The new slow zones – for enhanced safety and fairness
In most race series, the procedure after an accident in which a car got stuck at an unsafe place, is identical: the safety car is deployed, pulls out in front of the race leader and leads the field along the track at reduced speed in order to enable the marshals to recover the car without being in danger. This enhances safety, but it is unfortunate, especially for those drivers who have built up an advantage. In the DTM, this dilemma is now being solved by means of the so-called ‘slow zones’.

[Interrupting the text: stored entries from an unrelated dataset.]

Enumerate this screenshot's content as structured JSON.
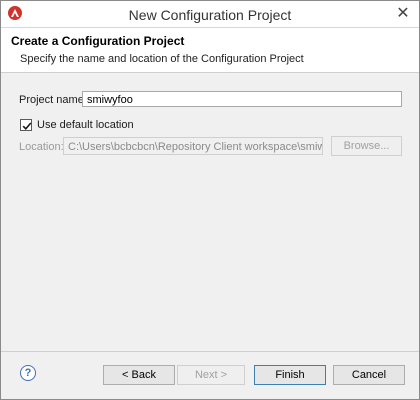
{
  "window": {
    "title": "New Configuration Project"
  },
  "header": {
    "title": "Create a Configuration Project",
    "description": "Specify the name and location of the Configuration Project"
  },
  "form": {
    "project_name_label": "Project name:",
    "project_name_value": "smiwyfoo",
    "use_default_label": "Use default location",
    "use_default_checked": true,
    "location_label": "Location:",
    "location_value": "C:\\Users\\bcbcbcn\\Repository Client workspace\\smiwyfoo",
    "browse_label": "Browse..."
  },
  "footer": {
    "help_icon": "?",
    "back_label": "< Back",
    "next_label": "Next >",
    "finish_label": "Finish",
    "cancel_label": "Cancel"
  },
  "icons": {
    "app": "app-logo-icon",
    "close": "close-icon",
    "help": "help-icon",
    "check": "checkmark-icon"
  },
  "colors": {
    "accent": "#3c7fb1",
    "app_icon": "#d2322d"
  }
}
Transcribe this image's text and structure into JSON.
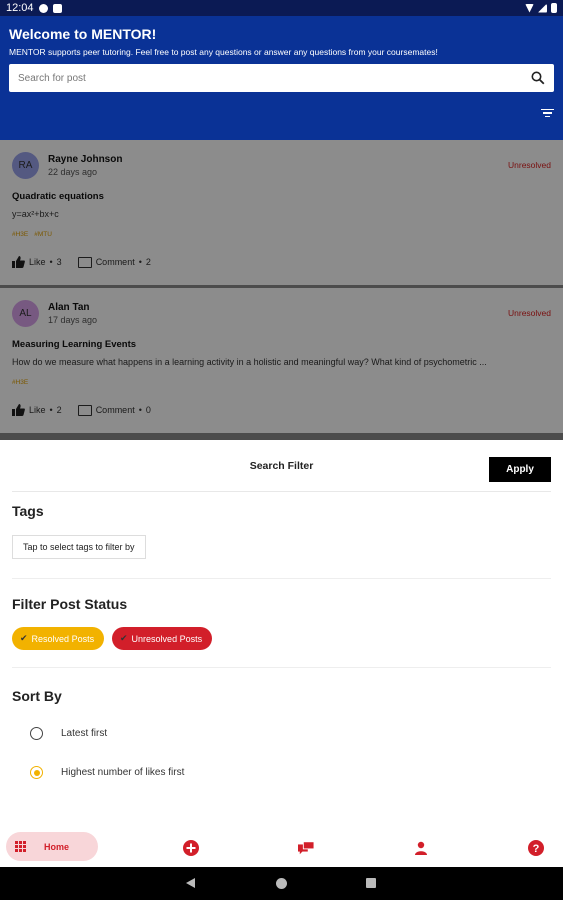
{
  "status_bar": {
    "time": "12:04"
  },
  "header": {
    "title": "Welcome to MENTOR!",
    "subtitle": "MENTOR supports peer tutoring. Feel free to post any questions or answer any questions from your coursemates!",
    "search_placeholder": "Search for post"
  },
  "posts": [
    {
      "initials": "RA",
      "author": "Rayne Johnson",
      "time": "22 days ago",
      "status": "Unresolved",
      "title": "Quadratic equations",
      "body": "y=ax²+bx+c",
      "tags": [
        "#H3E",
        "#MTU"
      ],
      "like_label": "Like",
      "like_count": "3",
      "comment_label": "Comment",
      "comment_count": "2",
      "avatar_color": "#9aa2ec"
    },
    {
      "initials": "AL",
      "author": "Alan Tan",
      "time": "17 days ago",
      "status": "Unresolved",
      "title": "Measuring Learning Events",
      "body": "How do we measure what happens in a learning activity in a holistic and meaningful way? What kind of psychometric ...",
      "tags": [
        "#H3E"
      ],
      "like_label": "Like",
      "like_count": "2",
      "comment_label": "Comment",
      "comment_count": "0",
      "avatar_color": "#d9a3ec"
    }
  ],
  "filter_sheet": {
    "title": "Search Filter",
    "apply_label": "Apply",
    "tags_heading": "Tags",
    "tags_button": "Tap to select tags to filter by",
    "status_heading": "Filter Post Status",
    "chips": [
      {
        "label": "Resolved Posts",
        "color": "#f2b200",
        "selected": true
      },
      {
        "label": "Unresolved Posts",
        "color": "#d21f2a",
        "selected": true
      }
    ],
    "sort_heading": "Sort By",
    "sort_options": [
      {
        "label": "Latest first",
        "selected": false
      },
      {
        "label": "Highest number of likes first",
        "selected": true
      }
    ]
  },
  "bottom_nav": {
    "home_label": "Home",
    "accent_color": "#d21f2a"
  }
}
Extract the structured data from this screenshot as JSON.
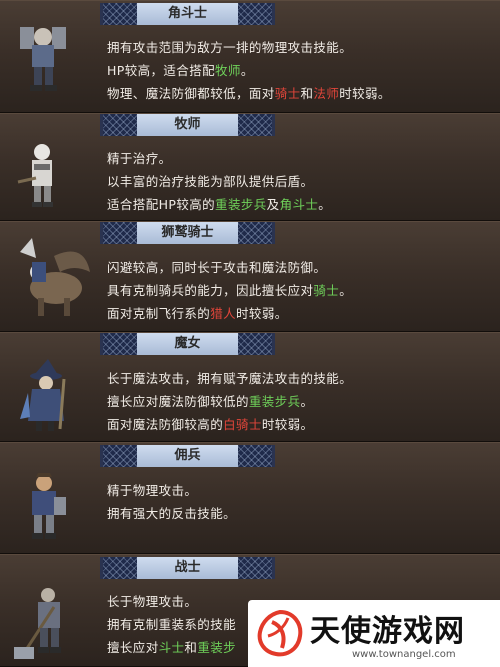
{
  "units": [
    {
      "title": "角斗士",
      "lines": [
        [
          {
            "t": "拥有攻击范围为敌方一排的物理攻击技能。"
          }
        ],
        [
          {
            "t": "HP较高，适合搭配"
          },
          {
            "t": "牧师",
            "c": "green"
          },
          {
            "t": "。"
          }
        ],
        [
          {
            "t": "物理、魔法防御都较低，面对"
          },
          {
            "t": "骑士",
            "c": "red"
          },
          {
            "t": "和"
          },
          {
            "t": "法师",
            "c": "red"
          },
          {
            "t": "时较弱。"
          }
        ]
      ]
    },
    {
      "title": "牧师",
      "lines": [
        [
          {
            "t": "精于治疗。"
          }
        ],
        [
          {
            "t": "以丰富的治疗技能为部队提供后盾。"
          }
        ],
        [
          {
            "t": "适合搭配HP较高的"
          },
          {
            "t": "重装步兵",
            "c": "green"
          },
          {
            "t": "及"
          },
          {
            "t": "角斗士",
            "c": "green"
          },
          {
            "t": "。"
          }
        ]
      ]
    },
    {
      "title": "狮鹫骑士",
      "lines": [
        [
          {
            "t": "闪避较高，同时长于攻击和魔法防御。"
          }
        ],
        [
          {
            "t": "具有克制骑兵的能力，因此擅长应对"
          },
          {
            "t": "骑士",
            "c": "green"
          },
          {
            "t": "。"
          }
        ],
        [
          {
            "t": "面对克制飞行系的"
          },
          {
            "t": "猎人",
            "c": "red"
          },
          {
            "t": "时较弱。"
          }
        ]
      ]
    },
    {
      "title": "魔女",
      "lines": [
        [
          {
            "t": "长于魔法攻击，拥有赋予魔法攻击的技能。"
          }
        ],
        [
          {
            "t": "擅长应对魔法防御较低的"
          },
          {
            "t": "重装步兵",
            "c": "green"
          },
          {
            "t": "。"
          }
        ],
        [
          {
            "t": "面对魔法防御较高的"
          },
          {
            "t": "白骑士",
            "c": "red"
          },
          {
            "t": "时较弱。"
          }
        ]
      ]
    },
    {
      "title": "佣兵",
      "lines": [
        [
          {
            "t": "精于物理攻击。"
          }
        ],
        [
          {
            "t": "拥有强大的反击技能。"
          }
        ]
      ]
    },
    {
      "title": "战士",
      "lines": [
        [
          {
            "t": "长于物理攻击。"
          }
        ],
        [
          {
            "t": "拥有克制重装系的技能"
          }
        ],
        [
          {
            "t": "擅长应对"
          },
          {
            "t": "斗士",
            "c": "green"
          },
          {
            "t": "和"
          },
          {
            "t": "重装步",
            "c": "green"
          }
        ]
      ]
    }
  ],
  "watermark": {
    "title": "天使游戏网",
    "url": "www.townangel.com"
  },
  "colors": {
    "highlight_red": "#e0453a",
    "highlight_green": "#6fd15a",
    "banner": "#b8c8e0"
  }
}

To this end, the track has been divided into several sections, each of them starting in or right after slow corners. When a car gets off the track, the other drivers are informed by yellow flags, warning displays, light signals and a countdown on the display in their cars when approaching the relevant section. When they cross the yellow slow zone line, overtaking is forbidden in this section and a top speed of 80 km/h is in force. To make driving easier, there is a button on the steering wheel to ensure that the speed limit is adhered to, just like with a regular cruise control. Once the recovery of the stranded car has finished, drivers are informed by green flags and light signals that they can accelerate to race speed again.
The introduction of this procedure not only follows a rule change by the FIA concerning track safety, but also includes a range of advantages: first and foremost, the focus is on safety for the track marshals. A positive element for the drivers is the fact that races are hardly affected by the slow zones. Daniel Juncadella, for instance, has a very positive view of the procedure: “I think that it is good for the excitement when a safety car can be avoided.” Mike Rockenfeller agrees: “It certainly is an improvement for the racing. We tested the system during roll-out on Friday and from my point of view, it worked well already.” Dieter Gass, Audi’s head of DTM, knows the manufacturer’s opinion in this matter: “Basically, we all agree that we want this. Especially the fact that the zones start after slow corners is the right approach, according to me, because like this, the risk of a collision from behind is minimised as nobody has to brake hard to slow down. However, it is a complex system and we first have to look at all the data to be able to determine how reliable the operation is.”
DTM race director Sven Stoppe explains: “On one hand, it is fairer from a sporting point of view, because, unlike a safety car intervention, the margins between the drivers are maintained. For the spectators, the slow zones also have the advantage that racing in all other sections of the track continues unaffectedly, even when a slow zone is active.” Accordingly, everybody benefits from the slow zones: marshals, drivers and not in the least the DTM fans, who get to see a normal race with drivers going flat-out outside the relevant slow zone.
To ensure that all drivers obey the speed limit and safety is ensured in any case, race control is watching the drivers closely: “The existing marshalling system enables us to monitor the data of the car. We can see the exact speed of the cars in real-time and can react straight away,” Stoppe explains. In case of an infringement, the driver at fault at least will be given a drive-through penalty.
In spite of all the advantages, the safety car remains an option: a slow zone can be used when a car has come to a halt next to the track, but when a car or debris are on the track, there is no way to avoid the classic procedure to allow for the track to be cleaned in a safe way.
All in all, the most popular international touring car series becomes a little bit safer with this addition to the regulations, and fairer for everyone involved at the same time.